El nuevo cine alemán trae buenos filmes como el thriller Der Räuber (The Robber), de Benjamin Heisenberg. Cuenta la desquiciada carrera de Johannes Rettenberger por llegar a una meta indefinida. Rettenberger (Andreas Lust), personaje basado en la vida real, tiene un talento excepcional tanto como corredor de maratón como robando bancos ( viejo hobbie que lo llevó a la cárcel por años), y usa sus dotes de atleta para huir a piernas sueltas, con máscara y maletín lleno. El director le agrega al personaje una única relación con la humanidad: una mujer llamada Erika (Franziska Weisz).
Así pasa toda la película, en este combinado ejercicio de atracar y correr, sin que tengamos una clara idea del propósito de este personaje para quien el dinero no es realmente importante, como no sea una adrenalínica obsesión por transgredir las reglas sociales.
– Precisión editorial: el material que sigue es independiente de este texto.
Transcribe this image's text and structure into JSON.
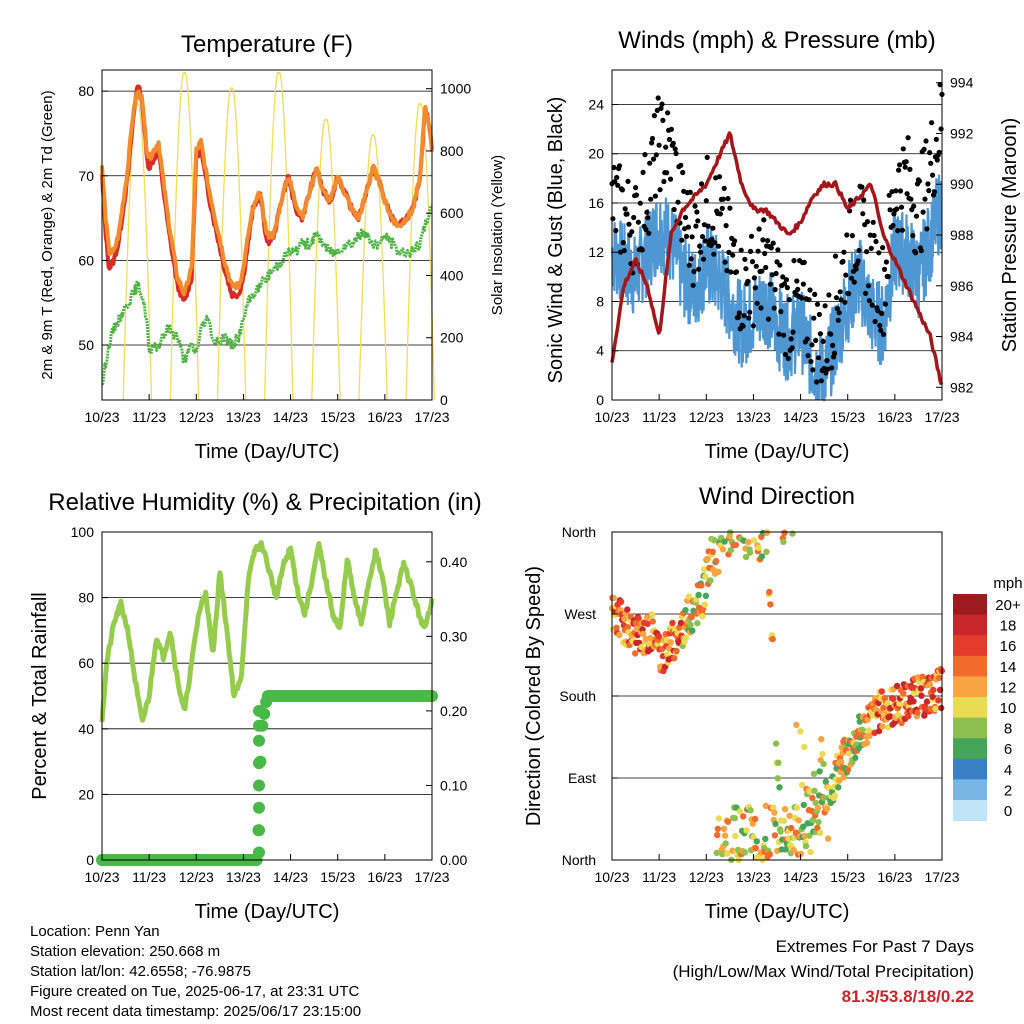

The Robber tiene secuencias magníficas como las persecuciones o el travelling de Rettenberger corriendo a campo traviesa, una notable banda sonora aunque corta, y un tempo a veces muy lento contrastando con la velocidad que caracteriza al personaje. Ganó premio al Mejor Guión en el Festival de Gijón, fue nominada al Oso de Oro, y lleva remake norteamericano para el 2012.